AI Agents are powerful digital co-workers that combine generative AI with automation. To get the best results, follow these practical best practices — drawn from real-world experience and SME guidance.

Keep agents focused
  • Narrow scope: Each agent should solve one clear problem. Avoid general-purpose agents that try to do too much. For instance in a large workflows, use a supervisor agent that delegates tasks to specialized agents (e.g., Claim Supervisor → Claim Details Agent + Fraud Check Agent + Approval Agent).
  • Avoid tool overload: Keep the number of tools low (≤10 is enforced). Too many tools lead to confusion and higher failure rates.
Decide between Automation Vs. Agent
  • Use deterministic automation: Automations, processes, and API Tasks are best for steps that can be reliably scripted and maintained.
  • Use AI Agents: Best suited for reasoning, flexibility, or dynamic decision-making tasks. Do not default to agents for everything — most processes will remain standard automations.
Avoid batch processing in a single agent
  • No large tables/lists: Do not feed an agent with bulk data (e.g., 20 claim IDs).
  • Loop outside the agent: Use a process or bot to send one item at a time.
  • Example: A process iterates over rows in a claims table and calls the agent per row.
Use dummy Or validation tools
  • If your agent sometimes misses required outputs, add a tracker/validation tool.

  • This tool simply echoes back what the agent provided and flags what’s missing.

  • Agents are more likely to notice gaps and escalate to a human when such a tool is present.

Human in the loop for reliability
  • Always include a way for humans to review or complete missing data.
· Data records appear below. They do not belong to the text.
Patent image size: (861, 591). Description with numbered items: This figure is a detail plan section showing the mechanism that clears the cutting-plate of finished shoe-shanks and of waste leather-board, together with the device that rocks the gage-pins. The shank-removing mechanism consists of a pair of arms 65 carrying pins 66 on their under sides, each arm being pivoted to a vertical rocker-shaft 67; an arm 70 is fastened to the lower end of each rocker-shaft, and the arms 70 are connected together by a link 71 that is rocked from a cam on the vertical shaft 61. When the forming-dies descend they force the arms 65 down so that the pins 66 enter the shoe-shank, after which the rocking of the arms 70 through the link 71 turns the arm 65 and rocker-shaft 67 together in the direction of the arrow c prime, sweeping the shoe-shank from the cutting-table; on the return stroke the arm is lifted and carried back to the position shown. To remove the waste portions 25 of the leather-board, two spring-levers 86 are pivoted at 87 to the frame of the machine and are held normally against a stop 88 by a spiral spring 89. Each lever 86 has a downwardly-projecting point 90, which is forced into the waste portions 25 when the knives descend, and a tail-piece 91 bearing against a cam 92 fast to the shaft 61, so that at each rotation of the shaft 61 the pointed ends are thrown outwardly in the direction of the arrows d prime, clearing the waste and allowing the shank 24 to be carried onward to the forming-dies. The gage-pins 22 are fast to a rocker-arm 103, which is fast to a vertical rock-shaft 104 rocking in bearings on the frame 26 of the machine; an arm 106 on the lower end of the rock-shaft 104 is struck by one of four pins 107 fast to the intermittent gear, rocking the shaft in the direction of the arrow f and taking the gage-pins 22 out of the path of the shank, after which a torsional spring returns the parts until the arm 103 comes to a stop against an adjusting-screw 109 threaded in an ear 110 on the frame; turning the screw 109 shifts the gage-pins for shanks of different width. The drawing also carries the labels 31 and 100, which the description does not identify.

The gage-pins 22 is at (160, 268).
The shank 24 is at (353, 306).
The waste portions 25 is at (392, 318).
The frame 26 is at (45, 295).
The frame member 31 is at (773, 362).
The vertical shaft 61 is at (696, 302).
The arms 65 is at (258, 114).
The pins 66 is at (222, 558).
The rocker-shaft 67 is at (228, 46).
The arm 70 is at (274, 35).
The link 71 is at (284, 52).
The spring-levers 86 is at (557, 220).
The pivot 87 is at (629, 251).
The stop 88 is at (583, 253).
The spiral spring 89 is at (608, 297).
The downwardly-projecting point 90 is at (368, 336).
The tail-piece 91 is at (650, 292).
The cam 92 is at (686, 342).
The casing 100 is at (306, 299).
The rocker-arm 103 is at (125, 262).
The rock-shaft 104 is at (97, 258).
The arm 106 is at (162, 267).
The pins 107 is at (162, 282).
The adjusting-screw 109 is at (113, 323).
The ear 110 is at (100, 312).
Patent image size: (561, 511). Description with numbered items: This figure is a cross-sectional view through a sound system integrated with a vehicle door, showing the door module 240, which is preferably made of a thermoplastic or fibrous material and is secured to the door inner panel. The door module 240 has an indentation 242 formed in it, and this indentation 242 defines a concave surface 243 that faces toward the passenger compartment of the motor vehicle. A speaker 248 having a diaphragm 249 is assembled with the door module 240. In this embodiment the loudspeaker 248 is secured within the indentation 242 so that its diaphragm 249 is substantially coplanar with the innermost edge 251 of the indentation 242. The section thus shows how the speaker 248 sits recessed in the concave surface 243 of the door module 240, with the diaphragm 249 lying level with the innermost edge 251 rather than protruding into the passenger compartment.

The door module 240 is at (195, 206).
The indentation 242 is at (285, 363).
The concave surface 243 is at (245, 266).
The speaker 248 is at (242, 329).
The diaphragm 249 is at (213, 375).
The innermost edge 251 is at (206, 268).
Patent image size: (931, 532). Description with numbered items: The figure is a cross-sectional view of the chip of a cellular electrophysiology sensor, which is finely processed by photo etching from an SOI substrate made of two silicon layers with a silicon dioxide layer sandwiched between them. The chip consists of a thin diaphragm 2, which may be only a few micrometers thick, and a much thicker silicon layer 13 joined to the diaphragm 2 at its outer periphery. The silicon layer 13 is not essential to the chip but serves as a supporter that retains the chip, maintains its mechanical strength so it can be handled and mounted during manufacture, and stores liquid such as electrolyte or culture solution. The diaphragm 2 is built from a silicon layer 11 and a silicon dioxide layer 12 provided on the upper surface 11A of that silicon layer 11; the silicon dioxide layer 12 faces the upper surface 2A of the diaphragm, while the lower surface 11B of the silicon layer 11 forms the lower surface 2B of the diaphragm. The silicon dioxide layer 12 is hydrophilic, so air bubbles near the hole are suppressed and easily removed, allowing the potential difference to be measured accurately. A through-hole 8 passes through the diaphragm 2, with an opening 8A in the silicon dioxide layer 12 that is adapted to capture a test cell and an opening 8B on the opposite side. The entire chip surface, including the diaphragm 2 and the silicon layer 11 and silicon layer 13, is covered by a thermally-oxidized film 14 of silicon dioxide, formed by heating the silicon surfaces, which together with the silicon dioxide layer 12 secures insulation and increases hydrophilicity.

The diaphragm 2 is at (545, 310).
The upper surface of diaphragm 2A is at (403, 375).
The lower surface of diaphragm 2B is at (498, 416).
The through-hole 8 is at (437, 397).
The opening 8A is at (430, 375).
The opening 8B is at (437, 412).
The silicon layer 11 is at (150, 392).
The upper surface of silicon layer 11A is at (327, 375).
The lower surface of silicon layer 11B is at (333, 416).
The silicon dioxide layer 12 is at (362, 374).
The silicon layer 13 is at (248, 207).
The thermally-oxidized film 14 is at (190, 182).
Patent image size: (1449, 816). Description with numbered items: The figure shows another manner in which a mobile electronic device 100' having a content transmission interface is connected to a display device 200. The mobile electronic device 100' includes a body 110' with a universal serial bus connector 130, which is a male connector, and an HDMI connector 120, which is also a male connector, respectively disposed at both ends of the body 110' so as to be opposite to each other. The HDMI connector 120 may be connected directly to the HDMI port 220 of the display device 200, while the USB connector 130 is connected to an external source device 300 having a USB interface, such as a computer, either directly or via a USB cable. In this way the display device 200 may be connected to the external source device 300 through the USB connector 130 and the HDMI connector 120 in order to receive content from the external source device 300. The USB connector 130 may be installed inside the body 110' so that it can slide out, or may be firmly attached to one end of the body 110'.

  • Gradual onboarding strategy:

    • Start with 100% human review of agent outputs.

    • As confidence grows, reduce review (e.g., 50%, then 10%).

    • Eventually, only exception cases are reviewed.

  • This builds trust over time and prevents over-reliance on untested agents.

Write balanced prompts
  • Be clear and concise: Too vague causes confusion; too prescriptive causes rigidity.
  • Avoid long prompts: Essay-style instructions reduce accuracy.
  • Provide context: Give just enough for tool selection and decision-making.
Structure inputs And outputs for automation
  • Use structured variables: Prefer `claim_id`, `policy_id` over single JSON strings.
  • Use JSON only when required: Apply it only if directly integrating with APIs.
  • Automation-friendly: Structured variables are easier for downstream processing.
Test and refine
  • Diverse testing: Run both happy path and edge cases.
  • Leverage governance logs: Analyze reasoning, tool calls, and data gaps.
  • Iterate quickly: Adjust prompts, outputs, and tools continuously.
Build for reliability
  • Validate outputs (no nulls in required fields).

  • Add error-handling paths for missing or inconsistent data.

  • Use Data Tracker or dummy tools to improve completeness checks.